Comunità energetiche: diritti, normative e possibilità

In tema di comunità energetica, il Pnrr potrebbe rappresentare ciò che i bonus per la riqualificazione (soprattutto Superbonus 110%) rappresentano per l’edilizia. In pratica un boost per un intero settore, quello delle rinnovabili. A beneficiarne sarebbero però tutti gli stakeholders della comunità locale. La stessa Enea stabilisce che “l’autoconsumo collettivo è fatto da una pluralità di consumatori ubicati all’interno di un edificio in cui è presente uno o più impianti alimentati esclusivamente da fonti rinnovabili.
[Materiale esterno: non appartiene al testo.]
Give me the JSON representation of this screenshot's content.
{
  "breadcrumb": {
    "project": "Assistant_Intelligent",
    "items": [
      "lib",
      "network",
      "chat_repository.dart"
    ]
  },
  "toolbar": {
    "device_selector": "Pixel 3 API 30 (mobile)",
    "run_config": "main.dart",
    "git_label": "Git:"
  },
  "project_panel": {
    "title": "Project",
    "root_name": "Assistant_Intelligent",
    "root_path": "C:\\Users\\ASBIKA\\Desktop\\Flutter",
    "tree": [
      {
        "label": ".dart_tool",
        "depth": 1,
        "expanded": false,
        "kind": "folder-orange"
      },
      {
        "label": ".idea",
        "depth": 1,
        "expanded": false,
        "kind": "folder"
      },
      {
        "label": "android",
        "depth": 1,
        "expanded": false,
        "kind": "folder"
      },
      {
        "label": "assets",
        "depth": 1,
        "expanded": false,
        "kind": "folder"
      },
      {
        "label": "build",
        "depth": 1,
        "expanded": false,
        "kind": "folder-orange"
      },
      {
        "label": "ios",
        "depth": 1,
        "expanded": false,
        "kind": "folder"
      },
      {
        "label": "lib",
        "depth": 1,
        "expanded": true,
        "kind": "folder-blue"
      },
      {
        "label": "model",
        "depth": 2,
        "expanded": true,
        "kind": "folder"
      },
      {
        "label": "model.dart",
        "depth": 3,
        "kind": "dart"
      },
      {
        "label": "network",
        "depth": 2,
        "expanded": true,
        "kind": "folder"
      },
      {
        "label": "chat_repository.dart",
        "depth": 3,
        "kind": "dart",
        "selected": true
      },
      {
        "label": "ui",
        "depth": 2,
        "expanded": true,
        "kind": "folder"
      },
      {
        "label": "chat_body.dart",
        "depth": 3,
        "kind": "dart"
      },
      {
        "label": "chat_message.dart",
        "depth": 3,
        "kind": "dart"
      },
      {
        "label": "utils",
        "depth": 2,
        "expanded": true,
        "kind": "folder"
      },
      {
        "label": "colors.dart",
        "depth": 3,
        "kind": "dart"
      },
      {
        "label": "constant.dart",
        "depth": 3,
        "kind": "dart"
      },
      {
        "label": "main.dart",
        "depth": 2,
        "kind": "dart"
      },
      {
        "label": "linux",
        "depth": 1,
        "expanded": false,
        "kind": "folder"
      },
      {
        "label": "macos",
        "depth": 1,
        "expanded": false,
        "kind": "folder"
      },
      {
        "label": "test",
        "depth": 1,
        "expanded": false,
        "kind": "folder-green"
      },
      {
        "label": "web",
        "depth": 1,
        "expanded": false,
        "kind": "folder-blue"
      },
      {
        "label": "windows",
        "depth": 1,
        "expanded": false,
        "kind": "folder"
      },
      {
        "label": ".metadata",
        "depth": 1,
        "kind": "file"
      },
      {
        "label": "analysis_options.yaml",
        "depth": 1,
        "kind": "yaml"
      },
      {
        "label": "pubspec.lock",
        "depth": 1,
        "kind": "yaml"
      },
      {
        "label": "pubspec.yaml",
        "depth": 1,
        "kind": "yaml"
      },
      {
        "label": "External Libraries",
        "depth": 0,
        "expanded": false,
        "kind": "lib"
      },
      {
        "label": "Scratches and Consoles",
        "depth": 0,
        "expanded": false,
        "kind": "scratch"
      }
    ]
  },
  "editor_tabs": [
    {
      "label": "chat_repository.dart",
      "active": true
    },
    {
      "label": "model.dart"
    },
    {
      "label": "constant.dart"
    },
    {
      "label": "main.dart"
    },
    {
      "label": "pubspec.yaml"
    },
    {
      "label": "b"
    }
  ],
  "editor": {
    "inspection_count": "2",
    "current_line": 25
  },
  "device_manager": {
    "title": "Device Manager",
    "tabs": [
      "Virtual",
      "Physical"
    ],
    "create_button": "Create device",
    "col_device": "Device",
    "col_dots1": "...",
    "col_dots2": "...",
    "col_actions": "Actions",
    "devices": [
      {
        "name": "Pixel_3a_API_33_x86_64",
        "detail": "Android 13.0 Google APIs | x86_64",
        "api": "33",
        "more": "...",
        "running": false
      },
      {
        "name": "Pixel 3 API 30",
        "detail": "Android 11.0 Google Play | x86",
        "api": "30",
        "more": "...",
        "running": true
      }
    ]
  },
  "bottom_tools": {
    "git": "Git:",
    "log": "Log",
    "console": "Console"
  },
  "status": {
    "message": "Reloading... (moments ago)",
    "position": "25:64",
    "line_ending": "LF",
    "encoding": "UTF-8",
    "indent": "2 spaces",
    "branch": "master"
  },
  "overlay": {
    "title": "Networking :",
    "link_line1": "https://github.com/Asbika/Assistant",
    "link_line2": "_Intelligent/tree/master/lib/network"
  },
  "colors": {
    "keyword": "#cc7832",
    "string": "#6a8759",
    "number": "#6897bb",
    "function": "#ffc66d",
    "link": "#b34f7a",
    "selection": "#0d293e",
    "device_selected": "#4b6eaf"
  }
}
Gli impianti possono essere di proprietà di soggetti terzi e usufruire di specifici benefici, come le detrazioni fiscali”. Si tratta di una delle disposizioni contenute nel decreto Milleproroghe 2019, convertito in legge nel febbraio 2020, nei relativi decreti attuativi, e del decreto legislativo del 2021 che dà attuazione alla direttiva europea RED II sulla “promozione dell’uso dell’energia da fonti rinnovabili”. Il Gse (Gestore servizi energetici), ricorda che una comunità di energia rinnovabile” è “un soggetto giuridico autonomo, che si basa sulla partecipazione aperta e volontaria (a condizione che, per le imprese private, la partecipazione alla comunità di energia rinnovabile non costituisca l’attività commerciale principale). Gli azionisti o i membri “che esercitano potere di controllo” sono persone fisiche, piccole e medie imprese (Pmi) ma anche enti territoriali o autorità locali incluse le amministrazioni comunali, gli enti di ricerca e formazione, gli enti religiosi, del terzo settore e di protezione ambientale. Tali soggetti devono essere situati “nelle vicinanze degli impianti di produzione” detenuti dalla comunità energetica. L’obiettivo principale delle comunità energetiche è quindi “fornire benefici ambientali, economici o sociali a livello di comunità ai propri azionisti o membri o alle aree locali in cui opera, piuttosto che profitti finanziari”. La normativa stabilisce inoltre che azionisti e associati mantengono i loro diritti di “cliente finale”, compreso quello di scegliere il proprio fornitore di energia elettrica e “possono uscire dalla comunità quando lo desiderano”.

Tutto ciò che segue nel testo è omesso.